YEREVAN — Most Armenians remain skeptical about their government’s declared efforts to combat endemic corruption in the country, according to a fresh survey released by Transparency International on Tuesday.
The Berlin-based watchdog’s 2013 Global Corruption Barometer gauged popular perceptions of graft with opinion polls conducted around the world. It said 53 percent of some 1,000 respondents in Armenia believe that ongoing crackdowns on corrupt practices are “ineffective” or “very ineffective.” Only 21 percent of them are satisfied with the government efforts.
Judiciary remains one of the most corrupt institutions in Armenia, according to the latest surveys. Armenians also perceive public officials/civil servants and medical and health services as other institutions engaged in corrupt practices most.
These findings reflect Armenia’s position in another closely watched Transparency International survey, the Corruption Perceptions Index (CPI).

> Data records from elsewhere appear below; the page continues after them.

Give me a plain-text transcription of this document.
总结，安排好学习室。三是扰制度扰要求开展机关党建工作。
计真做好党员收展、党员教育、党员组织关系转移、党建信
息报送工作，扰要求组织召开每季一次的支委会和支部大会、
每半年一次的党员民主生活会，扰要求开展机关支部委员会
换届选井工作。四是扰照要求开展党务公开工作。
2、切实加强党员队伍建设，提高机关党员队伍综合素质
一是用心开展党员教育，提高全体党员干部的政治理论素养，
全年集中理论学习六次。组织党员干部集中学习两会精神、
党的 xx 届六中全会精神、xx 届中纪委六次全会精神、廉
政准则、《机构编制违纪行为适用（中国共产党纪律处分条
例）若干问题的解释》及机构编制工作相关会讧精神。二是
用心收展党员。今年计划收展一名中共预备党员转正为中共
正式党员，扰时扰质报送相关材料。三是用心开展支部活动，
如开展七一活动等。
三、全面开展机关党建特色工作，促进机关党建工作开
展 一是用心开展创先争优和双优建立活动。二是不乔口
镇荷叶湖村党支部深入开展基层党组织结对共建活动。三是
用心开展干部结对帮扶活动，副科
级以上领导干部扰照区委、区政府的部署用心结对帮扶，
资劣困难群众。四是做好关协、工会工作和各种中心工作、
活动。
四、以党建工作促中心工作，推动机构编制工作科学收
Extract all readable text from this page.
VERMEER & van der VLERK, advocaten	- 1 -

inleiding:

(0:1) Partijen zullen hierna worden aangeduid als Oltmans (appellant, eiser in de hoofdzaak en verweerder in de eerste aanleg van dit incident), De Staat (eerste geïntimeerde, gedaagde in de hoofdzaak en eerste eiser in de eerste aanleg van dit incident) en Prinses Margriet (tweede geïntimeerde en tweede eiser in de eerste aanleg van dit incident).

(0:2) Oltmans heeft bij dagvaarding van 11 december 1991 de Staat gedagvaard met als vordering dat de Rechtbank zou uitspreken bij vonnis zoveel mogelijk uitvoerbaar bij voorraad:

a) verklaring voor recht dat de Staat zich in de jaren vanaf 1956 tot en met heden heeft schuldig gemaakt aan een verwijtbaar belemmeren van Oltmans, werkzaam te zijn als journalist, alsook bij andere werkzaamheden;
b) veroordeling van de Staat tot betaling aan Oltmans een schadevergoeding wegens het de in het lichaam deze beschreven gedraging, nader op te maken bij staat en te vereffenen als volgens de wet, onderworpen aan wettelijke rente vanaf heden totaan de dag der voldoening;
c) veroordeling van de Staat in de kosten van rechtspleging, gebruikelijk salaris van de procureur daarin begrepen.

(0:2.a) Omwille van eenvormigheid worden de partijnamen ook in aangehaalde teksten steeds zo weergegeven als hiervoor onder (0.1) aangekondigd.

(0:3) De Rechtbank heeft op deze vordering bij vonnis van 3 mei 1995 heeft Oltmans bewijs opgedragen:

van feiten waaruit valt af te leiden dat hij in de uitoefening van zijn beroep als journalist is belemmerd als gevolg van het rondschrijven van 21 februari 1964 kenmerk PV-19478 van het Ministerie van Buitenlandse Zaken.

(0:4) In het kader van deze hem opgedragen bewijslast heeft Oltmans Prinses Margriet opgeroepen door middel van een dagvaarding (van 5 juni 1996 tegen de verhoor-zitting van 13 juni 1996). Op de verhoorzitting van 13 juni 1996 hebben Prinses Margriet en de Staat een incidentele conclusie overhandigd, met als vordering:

Armenia ranked 129th of 183 countries covered in the most recent CPI last fall.
The authorities in Yerevan have repeatedly pledged to tackle bribery, nepotism and other corrupt practices in earnest. Prime Minister Tigran Sarkisian announced a new anti-corruption drive last November, urging civic and opposition groups to get involved in it. The latter dismissed the offer as unserious, however. They claim that President Serzh Sarkisian is not prepared for a genuine fight against corruption because it would endanger his hold on power.
According to the Global Corruption Barometer, 43 percent of Armenians think that the scale of government corruption in their country has actually increased in the last two years. Only 19 percent feel that the situation has improved, with the remaining 38 percent seeing no major changes.
The judicial system, police, healthcare and civil service were rated as the country’s most corrupt institutions, with at least two-thirds of respondents saying they are seriously affected by graft.
Varuzhan Hoktanian, the director of the Transparency International branch in Armenia, described the survey’s findings as “very worrisome.” “The bodies that are supposed to be at the forefront of the fight against corruption — notably the police and judiciary — are the most corrupt ones not only in Armenia but other CIS countries,” he said at a news conference.